BALTIMORE (AP) - Several youth detention facilities in Maryland lack of supervision, treatment and educational opportunities for the juveniles who are incarcerated across the state, according to a report released by the Maryland Office of the Attorney General.
The report describes dismal conditions at some youth facilities under review in Maryland, including maximum-security jails as well as lower security youth centers. It says they are dangerous and lack fundamental services such as educational opportunities, mental health treatment and recreational activities. The report recommends the facilities increase treatment options, and work harder to keep youth closer to their families - a problem the report identifies as having an adverse impact on young people in custody.
The troubled Victor Cullen Center in Frederick, a high-security facility for 32 boys, was among the facilities reviewed, and received the harshest assessment.
"Issues with safety, security and supervision of the youth remained of great concern," said the report, which was prepared by Juvenile Justice Monitoring Unit tasked with overseeing youth facilities across the state. The report was released in May.
There were 21 assaults and seven attacks on staff members at the facility during the first four months of the year. Physical restraint was used 51 times, and handcuffs and shackles were employed 47 times. An alleged sexual assault on a youth, the report read, "occurred at least partly as a result of failed staff supervision."

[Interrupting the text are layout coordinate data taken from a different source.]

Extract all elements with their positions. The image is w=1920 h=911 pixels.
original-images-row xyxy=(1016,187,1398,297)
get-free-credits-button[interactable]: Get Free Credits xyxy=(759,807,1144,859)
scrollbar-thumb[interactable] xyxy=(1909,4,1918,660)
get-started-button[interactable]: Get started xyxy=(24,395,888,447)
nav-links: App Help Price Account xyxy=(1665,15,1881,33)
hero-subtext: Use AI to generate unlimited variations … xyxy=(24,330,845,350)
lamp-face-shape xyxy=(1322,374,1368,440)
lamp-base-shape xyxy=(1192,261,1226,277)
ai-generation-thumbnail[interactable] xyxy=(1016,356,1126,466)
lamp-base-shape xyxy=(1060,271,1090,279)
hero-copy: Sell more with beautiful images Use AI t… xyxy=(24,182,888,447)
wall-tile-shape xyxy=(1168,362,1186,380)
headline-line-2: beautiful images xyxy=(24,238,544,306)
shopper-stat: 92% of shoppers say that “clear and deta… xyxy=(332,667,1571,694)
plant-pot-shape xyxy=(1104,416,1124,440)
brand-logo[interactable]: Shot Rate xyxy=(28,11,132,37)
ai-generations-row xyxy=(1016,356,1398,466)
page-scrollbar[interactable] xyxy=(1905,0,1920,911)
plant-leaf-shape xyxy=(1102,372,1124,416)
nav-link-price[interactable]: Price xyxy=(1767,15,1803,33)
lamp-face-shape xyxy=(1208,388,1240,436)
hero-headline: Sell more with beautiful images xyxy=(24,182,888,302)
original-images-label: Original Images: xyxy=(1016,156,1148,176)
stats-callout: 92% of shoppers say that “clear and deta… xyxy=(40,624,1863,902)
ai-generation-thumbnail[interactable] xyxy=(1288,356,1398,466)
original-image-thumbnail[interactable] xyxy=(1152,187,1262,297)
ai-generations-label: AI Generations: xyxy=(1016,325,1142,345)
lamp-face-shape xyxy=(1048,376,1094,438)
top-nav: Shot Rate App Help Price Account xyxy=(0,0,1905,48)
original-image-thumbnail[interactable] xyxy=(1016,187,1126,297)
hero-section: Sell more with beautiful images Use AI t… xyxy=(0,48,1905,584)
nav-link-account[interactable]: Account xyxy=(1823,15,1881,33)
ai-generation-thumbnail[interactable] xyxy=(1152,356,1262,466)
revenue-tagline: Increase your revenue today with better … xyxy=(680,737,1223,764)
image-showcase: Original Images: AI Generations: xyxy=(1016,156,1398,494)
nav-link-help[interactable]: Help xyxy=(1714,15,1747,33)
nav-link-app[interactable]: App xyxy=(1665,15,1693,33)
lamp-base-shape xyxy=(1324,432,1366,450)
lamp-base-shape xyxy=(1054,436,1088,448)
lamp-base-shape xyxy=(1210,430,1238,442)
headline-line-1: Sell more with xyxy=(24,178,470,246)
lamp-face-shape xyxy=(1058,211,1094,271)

The assault occurred when an overnight staff member allowed four boys to leave their cells at once; three beckoned the fourth into a single cell and assaulted him, having covered up the window with a towel. In another instance, a boy told investigators he was allowed to fight with another boy for 18 minutes.
"Youth have allegedly been 'put on contract' to surrender their food or face physical violence or other forms of harassment from other youth," the report reads. "These dynamics are reinforced by a lack of individualized treatment, inadequate staff training and insufficient activities programming."
At the Baltimore City Juvenile Justice Center, assaults increased by 42 percent from this time last year, the report said.
Some facilities are taking steps toward increasing safety. At the Alfred D. Noyes Children's Center in Montgomery County, the report says, administrators increased staff training and partnered with community organizations to increase the number of structured activities available to youth there.
The report heavily criticized the Maryland State Department of Education for not providing enough opportunities for youth to learn.
The Department of Juvenile Services said in a response letter that the agency is taking active measures to increase safety. At the Victor Cullen Center, the agency says security measures have been tightened and a new leadership team is being assembled and staff members are undergoing better training.
"Implementation of these measures has resulted in a more stable environment," the agency said.